There was a time when Blumenthal was an unpredictable writer and thinker (during his years at The New Republic, for instance), but by 1997, when he left The New Yorker to go work for the Clinton White House, his transformation to predictable partisan was more or less complete. During the Ken Starr years, Blumenthal was publicly accused by the journalist Christopher Hitchens of waging a covert campaign to portray Monica Lewinsky as a stalker; today, he seems to appreciate the value of special prosecutors a good deal more. His book is dedicated to Joseph C. Wilson IV, the American diplomat who publicly challenged Bush’s claim that Saddam Hussein had tried to get yellowcake uranium from Niger, and whose wife’s identity as a spy was thought to have been leaked by the White House in retaliation. (It now looks as if the State Department was the original source of the leak, though people in the White House certainly had no trouble passing the information along.)  

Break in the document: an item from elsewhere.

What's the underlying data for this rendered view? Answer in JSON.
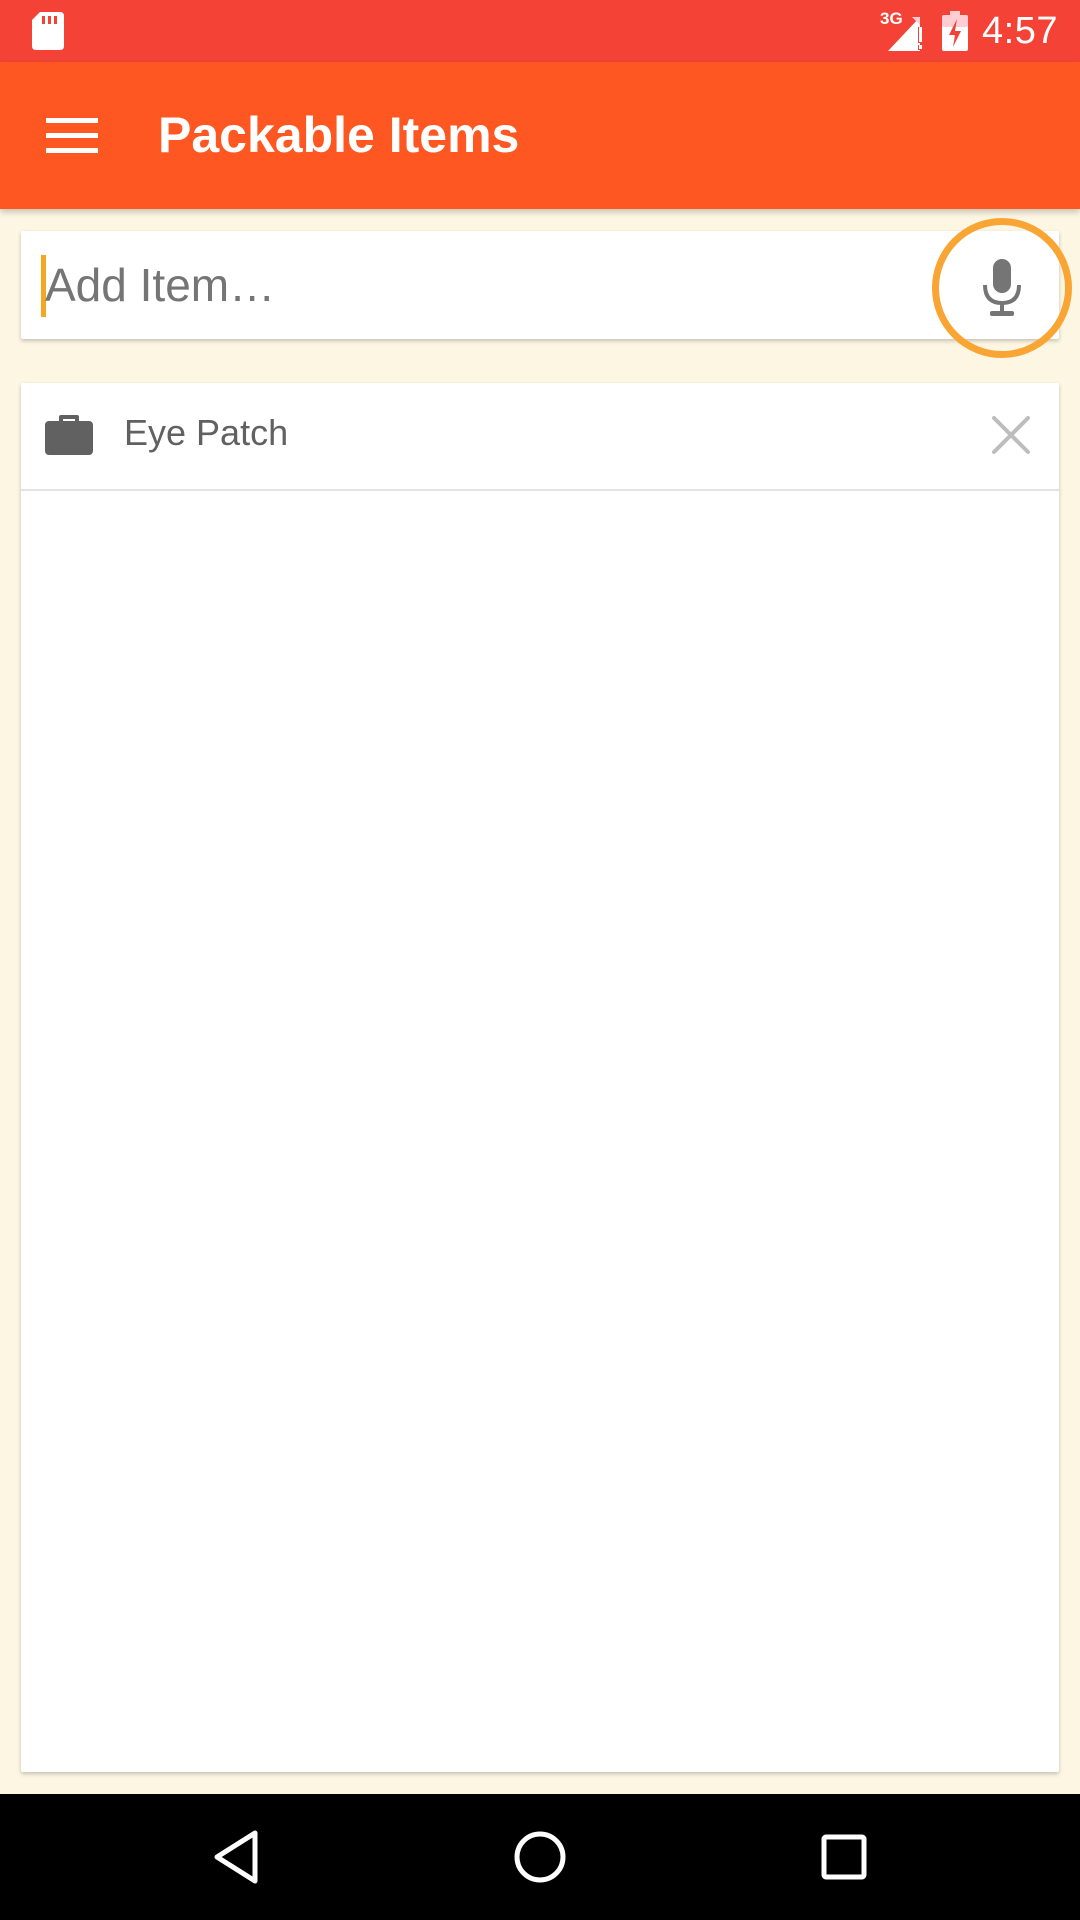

…[I]t’s hard to deny that these columns have a certain cumulative power. But their content has also been curated with one aim in mind, and that’s to cast the Bush administration in the grimmest possible light, rather like Philip Roth telling the story of his protagonist in “Everyman” from the point of view of his illnesses. Blumenthal also has a taste for tiresome epithets — he calls Paul Wolfowitz “the neoconservative Robespierre” and compares Bush (yawn) to a cowboy. And rather than letting damning facts speak for themselves, Blumenthal insists on pushing his arguments to the breaking point. He claims Bush had “plenty of information” to act on before Sept. 11, but fails to produce anything more specific than the findings of the 9/11 Commission. He suggests the tragedy of New Orleans might have been prevented if funds for a flood control project hadn’t been diverted to the Iraq war (as if dozens of other factors hadn’t conspired against the poor city). He even suggests that Rudolph Giuliani became a figure of national reassurance after the Sept. 11 attacks “in large part because President Bush was not to be seen for days.” (Does he really think Giuliani would have been less impressive if Bush had responded with alacrity? Was Blumenthal anywhere near New York that morning?)

It’s hard to trust a narrator who only and always assumes the worst.

Indeed it is…and kudos to the Times for having the guts to take on a couple of liberal lapdog icons…

5 Responses to “BDS: Too Much For Even The Times?”

  1. 1 peter Says:

    The excerpts are from the Sunday book review section, which seems autonomous from the news and editorial sections and uses a broad spectrum of reviewers (including, I think, your friend Chrisopher Hitchens).

    However, the rest of the paper is by no means afraid to take on liberal icons — you may recall that the Times broke the Whitewater story and pursued it with an obsession which would make Richard Scaife proud –

  2. 2 peter Says:

    For that matter, the recent piece on the Clintons’ marriage — which was one of the silliest pieces of journalism I’ve ever seen — shows that they are still more than willing to stir the pot –

  3. 3 Mark Says:

    Did the Times break Whitewater? I seem to recall that being the Wall Street Journal

  4. 4 Aaron Says:

    Peter’s right, it was the Times.